In a statement, Mr Biden said his administration was rolling out new “protections for 2.2 million career civil servants from political interference” for the purpose of ensuring that federal workers “can carry out their responsibilities in the best interest of the American people”.

He called the new regulations “a step toward combatting corruption and partisan interference to ensure civil servants are able to focus on the most important task at hand: delivering for the American people”.

“Day in and day out, career civil servants provide the expertise and continuity necessary for our democracy to function. They provide Americans with life-saving and life-changing services and put opportunity within reach for millions. That’s why since taking office, I have worked to strengthen, empower, and rebuild our career workforce,” he said.

Rob Shriver, the deputy director of the Office of Personnel Management, told reporters that officials are “confident that our final rule is the best reading of civil service statutes and is grounded in the civil service in the statutory language, congressional intent, legislative history and decades of applicable case law and practice”.

“The rule is strong, it will help to ensure the rights employees earned as envisioned by Congress when it enacted the Civil Service Reform Act in 1978 and expanded and strengthened those protections through subsequent enactments,” he said.

Everett Kelley, the president of the American Federation of Government Employees — the largest labour union representing federal workers — also praised Mr Biden for issuing the new regulations in a statement of his own on Thursday.

“President Biden’s action reinforces and clarifies federal employees’ due process rights and civil service protections, strengthening the apolitical civil service and hampering efforts to return the government to a corrupt spoils system,” he said.

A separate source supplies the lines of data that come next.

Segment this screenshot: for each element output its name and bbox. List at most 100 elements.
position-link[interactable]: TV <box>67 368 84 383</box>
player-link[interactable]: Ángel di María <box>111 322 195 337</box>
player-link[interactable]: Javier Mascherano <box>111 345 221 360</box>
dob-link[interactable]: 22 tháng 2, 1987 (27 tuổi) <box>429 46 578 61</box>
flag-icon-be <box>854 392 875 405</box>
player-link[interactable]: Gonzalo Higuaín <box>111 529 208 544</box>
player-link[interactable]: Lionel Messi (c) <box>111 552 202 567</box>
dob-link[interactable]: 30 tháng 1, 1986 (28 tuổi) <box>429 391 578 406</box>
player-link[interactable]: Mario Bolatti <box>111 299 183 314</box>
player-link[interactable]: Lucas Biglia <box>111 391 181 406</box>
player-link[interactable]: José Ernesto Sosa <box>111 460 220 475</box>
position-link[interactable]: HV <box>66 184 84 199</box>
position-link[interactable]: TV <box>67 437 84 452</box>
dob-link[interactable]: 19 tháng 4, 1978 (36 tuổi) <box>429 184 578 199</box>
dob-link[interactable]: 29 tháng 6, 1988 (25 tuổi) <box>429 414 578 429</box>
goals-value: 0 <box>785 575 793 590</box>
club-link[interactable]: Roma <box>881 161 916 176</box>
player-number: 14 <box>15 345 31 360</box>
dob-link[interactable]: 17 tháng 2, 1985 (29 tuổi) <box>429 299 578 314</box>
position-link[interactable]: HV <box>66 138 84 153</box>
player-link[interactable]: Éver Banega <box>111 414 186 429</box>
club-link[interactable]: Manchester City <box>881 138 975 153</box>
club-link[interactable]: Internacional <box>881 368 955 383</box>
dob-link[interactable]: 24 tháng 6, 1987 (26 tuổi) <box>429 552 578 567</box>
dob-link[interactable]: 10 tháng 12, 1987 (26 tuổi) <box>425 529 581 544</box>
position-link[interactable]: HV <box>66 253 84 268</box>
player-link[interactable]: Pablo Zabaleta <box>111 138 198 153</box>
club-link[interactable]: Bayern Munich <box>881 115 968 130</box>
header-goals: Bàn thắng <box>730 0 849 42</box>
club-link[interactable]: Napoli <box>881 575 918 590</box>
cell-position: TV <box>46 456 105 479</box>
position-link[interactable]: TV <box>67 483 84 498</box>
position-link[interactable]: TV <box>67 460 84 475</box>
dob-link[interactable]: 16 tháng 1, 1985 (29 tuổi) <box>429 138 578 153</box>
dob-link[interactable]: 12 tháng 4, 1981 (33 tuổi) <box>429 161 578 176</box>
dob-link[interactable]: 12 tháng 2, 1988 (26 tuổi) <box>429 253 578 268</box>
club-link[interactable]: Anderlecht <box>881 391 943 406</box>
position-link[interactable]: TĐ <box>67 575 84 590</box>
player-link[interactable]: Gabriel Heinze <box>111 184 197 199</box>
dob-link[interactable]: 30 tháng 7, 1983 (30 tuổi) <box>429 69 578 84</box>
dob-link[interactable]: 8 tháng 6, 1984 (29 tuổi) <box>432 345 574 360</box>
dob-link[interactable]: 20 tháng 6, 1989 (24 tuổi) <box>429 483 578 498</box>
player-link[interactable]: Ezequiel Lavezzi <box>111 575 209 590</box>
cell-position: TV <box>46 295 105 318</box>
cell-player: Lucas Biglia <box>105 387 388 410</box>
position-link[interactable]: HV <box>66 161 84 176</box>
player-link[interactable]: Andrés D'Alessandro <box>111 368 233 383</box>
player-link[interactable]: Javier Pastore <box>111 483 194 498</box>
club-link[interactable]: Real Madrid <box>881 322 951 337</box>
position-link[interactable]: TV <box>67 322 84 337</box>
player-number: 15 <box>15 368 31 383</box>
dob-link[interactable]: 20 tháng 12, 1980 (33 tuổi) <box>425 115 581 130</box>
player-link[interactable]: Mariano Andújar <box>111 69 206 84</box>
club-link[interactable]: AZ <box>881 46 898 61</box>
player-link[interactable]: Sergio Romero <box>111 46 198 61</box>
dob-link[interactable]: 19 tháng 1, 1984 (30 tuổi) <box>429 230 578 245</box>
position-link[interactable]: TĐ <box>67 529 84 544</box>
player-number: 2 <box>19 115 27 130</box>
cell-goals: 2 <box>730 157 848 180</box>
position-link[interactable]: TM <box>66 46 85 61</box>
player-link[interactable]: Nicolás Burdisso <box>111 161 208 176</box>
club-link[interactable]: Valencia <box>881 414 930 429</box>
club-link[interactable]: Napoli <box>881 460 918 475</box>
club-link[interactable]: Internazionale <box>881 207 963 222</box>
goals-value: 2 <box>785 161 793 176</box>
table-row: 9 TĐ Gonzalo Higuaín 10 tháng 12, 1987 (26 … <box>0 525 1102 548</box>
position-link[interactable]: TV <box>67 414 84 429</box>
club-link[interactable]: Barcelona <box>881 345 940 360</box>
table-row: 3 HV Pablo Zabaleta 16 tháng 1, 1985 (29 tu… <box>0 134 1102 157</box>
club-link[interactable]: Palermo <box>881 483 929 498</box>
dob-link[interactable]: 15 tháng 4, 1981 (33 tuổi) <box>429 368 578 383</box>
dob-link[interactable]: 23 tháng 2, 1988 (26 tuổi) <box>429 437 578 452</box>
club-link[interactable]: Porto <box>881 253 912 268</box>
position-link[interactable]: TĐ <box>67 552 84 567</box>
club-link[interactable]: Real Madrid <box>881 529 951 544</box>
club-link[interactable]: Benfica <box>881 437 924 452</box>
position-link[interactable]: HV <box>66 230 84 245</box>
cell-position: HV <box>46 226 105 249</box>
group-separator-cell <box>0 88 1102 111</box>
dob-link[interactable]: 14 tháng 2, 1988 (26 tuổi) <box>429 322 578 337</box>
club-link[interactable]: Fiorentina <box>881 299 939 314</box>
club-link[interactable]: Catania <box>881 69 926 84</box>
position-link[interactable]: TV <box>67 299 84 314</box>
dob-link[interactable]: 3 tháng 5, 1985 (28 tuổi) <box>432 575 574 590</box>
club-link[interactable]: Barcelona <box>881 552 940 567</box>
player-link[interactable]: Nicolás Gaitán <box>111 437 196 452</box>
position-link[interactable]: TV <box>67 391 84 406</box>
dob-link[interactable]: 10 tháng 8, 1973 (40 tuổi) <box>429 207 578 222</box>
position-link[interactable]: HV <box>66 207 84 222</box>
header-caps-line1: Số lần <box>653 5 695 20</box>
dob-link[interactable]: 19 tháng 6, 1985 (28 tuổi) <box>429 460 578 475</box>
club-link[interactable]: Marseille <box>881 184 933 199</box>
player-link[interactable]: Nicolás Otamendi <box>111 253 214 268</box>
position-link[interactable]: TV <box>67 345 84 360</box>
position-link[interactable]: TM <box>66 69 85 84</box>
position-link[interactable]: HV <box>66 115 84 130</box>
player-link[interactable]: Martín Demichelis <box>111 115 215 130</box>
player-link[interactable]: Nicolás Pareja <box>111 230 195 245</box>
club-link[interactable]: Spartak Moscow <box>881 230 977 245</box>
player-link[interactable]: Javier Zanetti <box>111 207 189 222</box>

Mr Kelley also warned that Mr Trump and other like-minded Republicans “would support stripping hundreds of thousands of federal employees of their civil service rights and protections and turning them into at-will workers who could be hired or fired at any time for political reasons” if returned to power.

He said their preferred course of action “would undermine our democratic, nonpartisan government and take us back to the 19th century when civil servants were hired based on political loyalty rather than professional ability”.

“One reason for the stability of our federal government is the fact that federal employees continue doing their jobs and serving the American public even as political administrations come and go. Turning positions that demand technical expertise into political appointments filled based on partisan loyalty would undermine this fundamental tenet of our government and lead to chaos and corruption,” he said.